HEMOPHILIA A     joint or muscle except iliopsoas, and soft tissue                           40-50% (25units/kg)

                                 nasal or oral mucosa                                                                      20-30% (15 units/kg)

                                 iliopsoas, CNS, throat, neck, GI, ophthalmic,

                                           surgical or traumatic                                                            80-100% (50 units/kg)

                                 renal or deep laceration                                                                  >50% (25 units/kg)

HEMOPHILIA B   joint or muscle except iliopsoas, and soft tissue                              40-50% (60 units/kg)

                                nasal or oral mucosa                                                                        20-30% (35 units/kg)

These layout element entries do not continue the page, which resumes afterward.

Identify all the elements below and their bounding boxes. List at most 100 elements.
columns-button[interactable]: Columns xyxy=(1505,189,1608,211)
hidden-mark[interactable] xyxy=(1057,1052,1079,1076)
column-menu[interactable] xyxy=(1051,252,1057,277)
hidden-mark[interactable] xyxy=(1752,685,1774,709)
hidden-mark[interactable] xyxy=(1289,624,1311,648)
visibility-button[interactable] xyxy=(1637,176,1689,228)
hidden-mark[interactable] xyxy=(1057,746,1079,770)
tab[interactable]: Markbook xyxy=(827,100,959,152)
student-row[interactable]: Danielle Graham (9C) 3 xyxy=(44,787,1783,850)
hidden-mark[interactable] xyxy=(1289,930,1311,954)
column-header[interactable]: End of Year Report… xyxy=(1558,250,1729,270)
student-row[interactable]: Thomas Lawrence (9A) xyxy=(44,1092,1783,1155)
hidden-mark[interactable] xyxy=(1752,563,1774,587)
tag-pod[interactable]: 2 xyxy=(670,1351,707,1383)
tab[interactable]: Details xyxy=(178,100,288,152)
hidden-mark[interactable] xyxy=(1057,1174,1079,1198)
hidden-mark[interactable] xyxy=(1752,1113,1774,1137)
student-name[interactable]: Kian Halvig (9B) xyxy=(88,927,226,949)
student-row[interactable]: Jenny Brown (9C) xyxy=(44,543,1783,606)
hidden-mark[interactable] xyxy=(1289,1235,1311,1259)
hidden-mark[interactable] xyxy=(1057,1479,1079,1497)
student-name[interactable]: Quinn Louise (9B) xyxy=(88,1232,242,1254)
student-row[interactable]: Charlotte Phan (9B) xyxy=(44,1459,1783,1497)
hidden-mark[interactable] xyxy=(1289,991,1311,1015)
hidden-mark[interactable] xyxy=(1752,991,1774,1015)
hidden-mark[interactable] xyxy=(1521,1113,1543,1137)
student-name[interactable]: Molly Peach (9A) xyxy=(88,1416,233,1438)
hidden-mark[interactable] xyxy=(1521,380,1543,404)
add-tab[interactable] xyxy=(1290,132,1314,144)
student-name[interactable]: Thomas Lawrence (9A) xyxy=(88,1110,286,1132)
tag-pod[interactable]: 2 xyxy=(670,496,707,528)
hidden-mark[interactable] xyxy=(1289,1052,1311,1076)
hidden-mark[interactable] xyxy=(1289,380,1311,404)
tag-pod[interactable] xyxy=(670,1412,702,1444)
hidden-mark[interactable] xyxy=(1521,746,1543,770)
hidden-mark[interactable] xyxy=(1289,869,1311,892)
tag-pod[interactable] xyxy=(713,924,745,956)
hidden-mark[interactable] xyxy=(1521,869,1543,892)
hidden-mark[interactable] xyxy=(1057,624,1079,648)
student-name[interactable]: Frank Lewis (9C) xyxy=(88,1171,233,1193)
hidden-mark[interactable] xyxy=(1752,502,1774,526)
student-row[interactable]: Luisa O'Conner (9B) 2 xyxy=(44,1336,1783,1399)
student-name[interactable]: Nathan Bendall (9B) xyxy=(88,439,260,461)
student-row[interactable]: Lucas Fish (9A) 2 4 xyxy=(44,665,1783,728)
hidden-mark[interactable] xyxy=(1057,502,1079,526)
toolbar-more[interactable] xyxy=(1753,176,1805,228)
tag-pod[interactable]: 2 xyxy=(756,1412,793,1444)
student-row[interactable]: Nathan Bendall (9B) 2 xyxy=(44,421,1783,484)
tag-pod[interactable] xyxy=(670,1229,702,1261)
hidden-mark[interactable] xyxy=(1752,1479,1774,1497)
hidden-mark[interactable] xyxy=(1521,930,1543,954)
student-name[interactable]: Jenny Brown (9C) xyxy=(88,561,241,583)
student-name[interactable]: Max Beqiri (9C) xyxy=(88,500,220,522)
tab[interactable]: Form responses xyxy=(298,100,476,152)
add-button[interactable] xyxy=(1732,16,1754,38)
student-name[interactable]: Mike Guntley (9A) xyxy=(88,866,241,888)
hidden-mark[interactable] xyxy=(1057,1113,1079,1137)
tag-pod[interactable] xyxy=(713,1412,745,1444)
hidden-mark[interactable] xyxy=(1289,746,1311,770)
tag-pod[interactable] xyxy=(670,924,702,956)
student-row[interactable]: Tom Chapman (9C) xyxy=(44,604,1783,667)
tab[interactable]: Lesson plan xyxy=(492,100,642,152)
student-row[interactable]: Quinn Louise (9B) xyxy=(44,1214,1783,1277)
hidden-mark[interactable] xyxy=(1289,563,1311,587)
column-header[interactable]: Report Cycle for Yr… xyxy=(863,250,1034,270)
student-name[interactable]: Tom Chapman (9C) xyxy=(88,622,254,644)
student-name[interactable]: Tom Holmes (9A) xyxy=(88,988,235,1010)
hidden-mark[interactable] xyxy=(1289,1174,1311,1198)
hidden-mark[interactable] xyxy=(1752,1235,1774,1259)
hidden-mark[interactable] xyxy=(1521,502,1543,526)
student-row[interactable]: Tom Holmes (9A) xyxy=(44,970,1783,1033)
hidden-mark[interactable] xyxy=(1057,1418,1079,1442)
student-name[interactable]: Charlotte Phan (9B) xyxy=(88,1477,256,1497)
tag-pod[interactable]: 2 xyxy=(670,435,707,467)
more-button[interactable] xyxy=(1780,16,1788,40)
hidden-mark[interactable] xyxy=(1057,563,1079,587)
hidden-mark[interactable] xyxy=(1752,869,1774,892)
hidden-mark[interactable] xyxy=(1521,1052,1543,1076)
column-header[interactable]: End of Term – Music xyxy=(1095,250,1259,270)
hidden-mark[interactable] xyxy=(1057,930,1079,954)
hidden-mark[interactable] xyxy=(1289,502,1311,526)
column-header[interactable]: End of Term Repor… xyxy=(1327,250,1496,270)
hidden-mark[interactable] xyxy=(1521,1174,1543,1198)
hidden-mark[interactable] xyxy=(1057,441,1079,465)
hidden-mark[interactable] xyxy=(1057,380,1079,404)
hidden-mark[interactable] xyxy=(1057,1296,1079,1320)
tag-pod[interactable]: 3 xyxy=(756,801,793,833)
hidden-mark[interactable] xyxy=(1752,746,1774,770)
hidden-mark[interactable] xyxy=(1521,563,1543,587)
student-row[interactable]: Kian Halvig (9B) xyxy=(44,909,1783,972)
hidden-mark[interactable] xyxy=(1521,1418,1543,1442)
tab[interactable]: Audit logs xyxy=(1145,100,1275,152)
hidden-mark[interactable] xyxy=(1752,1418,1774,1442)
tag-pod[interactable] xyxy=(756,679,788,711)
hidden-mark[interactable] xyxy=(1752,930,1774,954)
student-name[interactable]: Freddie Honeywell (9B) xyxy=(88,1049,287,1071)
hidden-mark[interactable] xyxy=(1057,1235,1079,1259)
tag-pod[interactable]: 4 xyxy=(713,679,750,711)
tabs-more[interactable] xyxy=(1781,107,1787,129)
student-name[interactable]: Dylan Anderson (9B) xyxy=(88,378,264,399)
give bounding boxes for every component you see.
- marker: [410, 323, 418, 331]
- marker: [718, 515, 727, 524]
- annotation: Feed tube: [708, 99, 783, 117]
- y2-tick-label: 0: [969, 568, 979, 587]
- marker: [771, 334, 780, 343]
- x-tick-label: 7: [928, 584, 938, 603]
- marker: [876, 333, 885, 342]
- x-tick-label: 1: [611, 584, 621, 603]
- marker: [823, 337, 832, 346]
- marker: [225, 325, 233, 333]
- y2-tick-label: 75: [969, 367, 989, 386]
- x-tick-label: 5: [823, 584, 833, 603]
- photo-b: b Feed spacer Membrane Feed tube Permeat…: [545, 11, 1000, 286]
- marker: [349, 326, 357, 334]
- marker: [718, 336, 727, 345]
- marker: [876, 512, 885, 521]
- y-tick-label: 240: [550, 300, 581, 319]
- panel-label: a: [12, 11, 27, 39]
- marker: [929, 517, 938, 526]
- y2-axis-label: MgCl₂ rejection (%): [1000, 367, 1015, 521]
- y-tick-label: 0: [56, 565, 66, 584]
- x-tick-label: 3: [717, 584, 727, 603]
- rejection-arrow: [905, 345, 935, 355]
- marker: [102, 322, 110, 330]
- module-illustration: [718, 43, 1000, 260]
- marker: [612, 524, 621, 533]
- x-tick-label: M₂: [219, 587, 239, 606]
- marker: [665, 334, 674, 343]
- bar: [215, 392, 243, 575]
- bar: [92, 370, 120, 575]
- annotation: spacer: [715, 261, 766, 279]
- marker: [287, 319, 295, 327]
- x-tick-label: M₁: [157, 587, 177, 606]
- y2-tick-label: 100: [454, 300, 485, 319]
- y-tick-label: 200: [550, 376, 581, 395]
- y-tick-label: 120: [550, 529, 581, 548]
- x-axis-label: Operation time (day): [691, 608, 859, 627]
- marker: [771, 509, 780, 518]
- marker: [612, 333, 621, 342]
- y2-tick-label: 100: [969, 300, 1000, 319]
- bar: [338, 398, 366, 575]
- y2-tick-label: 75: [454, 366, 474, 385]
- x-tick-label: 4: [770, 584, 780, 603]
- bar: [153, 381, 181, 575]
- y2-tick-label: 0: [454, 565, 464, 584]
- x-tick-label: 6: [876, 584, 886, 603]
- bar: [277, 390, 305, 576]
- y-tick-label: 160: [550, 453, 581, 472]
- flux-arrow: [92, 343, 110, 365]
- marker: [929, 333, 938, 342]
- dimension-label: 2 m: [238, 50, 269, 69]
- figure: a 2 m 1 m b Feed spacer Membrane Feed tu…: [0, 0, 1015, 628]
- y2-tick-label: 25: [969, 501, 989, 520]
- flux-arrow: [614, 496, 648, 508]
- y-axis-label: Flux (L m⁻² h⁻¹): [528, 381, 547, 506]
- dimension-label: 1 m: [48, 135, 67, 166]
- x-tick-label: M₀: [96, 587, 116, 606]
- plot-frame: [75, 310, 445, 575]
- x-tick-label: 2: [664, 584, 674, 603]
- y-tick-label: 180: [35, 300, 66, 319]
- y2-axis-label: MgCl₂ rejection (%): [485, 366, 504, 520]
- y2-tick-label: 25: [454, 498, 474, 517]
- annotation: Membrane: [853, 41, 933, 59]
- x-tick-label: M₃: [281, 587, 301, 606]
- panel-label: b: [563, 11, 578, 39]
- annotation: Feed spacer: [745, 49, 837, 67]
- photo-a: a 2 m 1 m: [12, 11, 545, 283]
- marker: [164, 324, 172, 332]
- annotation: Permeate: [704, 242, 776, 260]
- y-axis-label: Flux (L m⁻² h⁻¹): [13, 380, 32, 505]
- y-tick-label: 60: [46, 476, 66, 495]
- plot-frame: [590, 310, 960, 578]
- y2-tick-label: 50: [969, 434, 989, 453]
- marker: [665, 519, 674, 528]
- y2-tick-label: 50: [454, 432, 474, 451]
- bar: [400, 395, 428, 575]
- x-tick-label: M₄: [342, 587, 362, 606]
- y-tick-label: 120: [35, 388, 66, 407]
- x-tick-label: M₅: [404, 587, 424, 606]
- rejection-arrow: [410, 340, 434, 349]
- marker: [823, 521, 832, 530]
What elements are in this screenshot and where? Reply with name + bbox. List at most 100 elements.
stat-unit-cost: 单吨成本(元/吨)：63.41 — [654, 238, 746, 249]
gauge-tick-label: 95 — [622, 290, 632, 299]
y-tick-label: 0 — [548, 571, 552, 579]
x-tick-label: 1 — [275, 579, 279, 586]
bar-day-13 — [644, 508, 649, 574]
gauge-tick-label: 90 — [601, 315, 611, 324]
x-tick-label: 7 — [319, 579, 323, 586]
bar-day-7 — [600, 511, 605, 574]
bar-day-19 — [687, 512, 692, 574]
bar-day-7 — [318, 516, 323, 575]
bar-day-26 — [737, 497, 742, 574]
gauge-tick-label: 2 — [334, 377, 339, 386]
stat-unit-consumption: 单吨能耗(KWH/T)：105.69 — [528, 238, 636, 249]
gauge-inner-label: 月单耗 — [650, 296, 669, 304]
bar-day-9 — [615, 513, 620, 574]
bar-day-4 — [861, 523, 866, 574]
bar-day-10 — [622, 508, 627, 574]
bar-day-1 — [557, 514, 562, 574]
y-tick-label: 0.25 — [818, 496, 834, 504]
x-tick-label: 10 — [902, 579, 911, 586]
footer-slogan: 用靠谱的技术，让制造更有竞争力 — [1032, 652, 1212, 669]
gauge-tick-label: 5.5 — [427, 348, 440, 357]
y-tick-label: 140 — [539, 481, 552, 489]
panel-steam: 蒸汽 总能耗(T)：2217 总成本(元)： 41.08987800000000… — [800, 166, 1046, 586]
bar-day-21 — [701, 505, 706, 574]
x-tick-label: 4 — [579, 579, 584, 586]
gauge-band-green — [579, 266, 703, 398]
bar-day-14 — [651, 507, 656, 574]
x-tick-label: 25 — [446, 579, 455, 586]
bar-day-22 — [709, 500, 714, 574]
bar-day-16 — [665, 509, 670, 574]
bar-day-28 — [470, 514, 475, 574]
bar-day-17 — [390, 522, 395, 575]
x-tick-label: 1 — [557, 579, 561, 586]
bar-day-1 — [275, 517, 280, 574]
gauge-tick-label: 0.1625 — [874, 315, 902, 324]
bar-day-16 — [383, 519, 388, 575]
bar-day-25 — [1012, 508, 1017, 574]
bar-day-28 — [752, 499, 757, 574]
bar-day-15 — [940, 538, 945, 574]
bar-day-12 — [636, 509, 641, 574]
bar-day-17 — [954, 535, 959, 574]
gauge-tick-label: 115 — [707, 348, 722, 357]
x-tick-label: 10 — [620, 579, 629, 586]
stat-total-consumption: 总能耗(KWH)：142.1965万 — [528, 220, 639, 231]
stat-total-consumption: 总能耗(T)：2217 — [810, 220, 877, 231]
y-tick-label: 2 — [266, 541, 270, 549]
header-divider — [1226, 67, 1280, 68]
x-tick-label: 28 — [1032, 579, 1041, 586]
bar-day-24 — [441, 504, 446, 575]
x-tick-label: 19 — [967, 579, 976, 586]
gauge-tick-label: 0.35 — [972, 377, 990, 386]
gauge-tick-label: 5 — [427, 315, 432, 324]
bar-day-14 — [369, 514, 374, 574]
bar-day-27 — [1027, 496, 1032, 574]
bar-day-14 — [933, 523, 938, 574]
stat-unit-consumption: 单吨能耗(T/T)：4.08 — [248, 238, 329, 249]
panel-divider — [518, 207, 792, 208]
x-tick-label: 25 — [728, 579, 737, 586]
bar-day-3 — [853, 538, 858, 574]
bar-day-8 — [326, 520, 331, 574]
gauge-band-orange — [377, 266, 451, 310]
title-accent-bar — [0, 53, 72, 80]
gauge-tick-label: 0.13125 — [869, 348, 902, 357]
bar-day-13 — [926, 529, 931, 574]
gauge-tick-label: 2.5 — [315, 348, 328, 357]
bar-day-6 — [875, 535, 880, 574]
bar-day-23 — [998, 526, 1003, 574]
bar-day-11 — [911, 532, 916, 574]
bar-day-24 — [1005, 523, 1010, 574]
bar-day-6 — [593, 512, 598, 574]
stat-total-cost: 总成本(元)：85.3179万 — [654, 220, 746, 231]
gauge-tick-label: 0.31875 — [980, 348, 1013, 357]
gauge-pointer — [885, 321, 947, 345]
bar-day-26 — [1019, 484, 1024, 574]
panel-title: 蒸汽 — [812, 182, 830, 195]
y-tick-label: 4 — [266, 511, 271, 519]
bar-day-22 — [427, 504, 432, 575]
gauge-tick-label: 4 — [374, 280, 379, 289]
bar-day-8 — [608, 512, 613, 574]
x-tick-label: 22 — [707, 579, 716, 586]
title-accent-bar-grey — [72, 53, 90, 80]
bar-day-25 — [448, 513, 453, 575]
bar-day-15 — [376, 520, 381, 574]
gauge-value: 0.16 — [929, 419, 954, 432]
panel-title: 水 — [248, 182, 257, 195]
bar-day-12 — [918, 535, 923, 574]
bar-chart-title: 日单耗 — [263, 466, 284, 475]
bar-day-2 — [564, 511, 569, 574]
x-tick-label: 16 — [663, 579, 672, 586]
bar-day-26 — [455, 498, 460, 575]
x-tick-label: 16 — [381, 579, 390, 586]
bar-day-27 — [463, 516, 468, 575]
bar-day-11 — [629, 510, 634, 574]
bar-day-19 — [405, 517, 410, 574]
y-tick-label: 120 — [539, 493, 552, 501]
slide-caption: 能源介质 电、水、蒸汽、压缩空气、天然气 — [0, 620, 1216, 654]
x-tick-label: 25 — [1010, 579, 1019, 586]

                                iliopsoas, CNS, throat, neck, GI, ophthalmic,

                                            surgical or traumatic                                                         80-100% (120 units/kg)

                                renal or deep laceration                                                                    >40% (50 units/kg)

     Epsilon-amino-caproic acid should also be administered to patients with epistaxis and oral mucosal bleeding to prevent rapid clot lysis.  Epsilon-amino-caproic acid may be administered without factor replacement for superficial mucosal injuries.  The dosage is 75 mg/kg for pediatric patients and 6 grams every six hours for adults.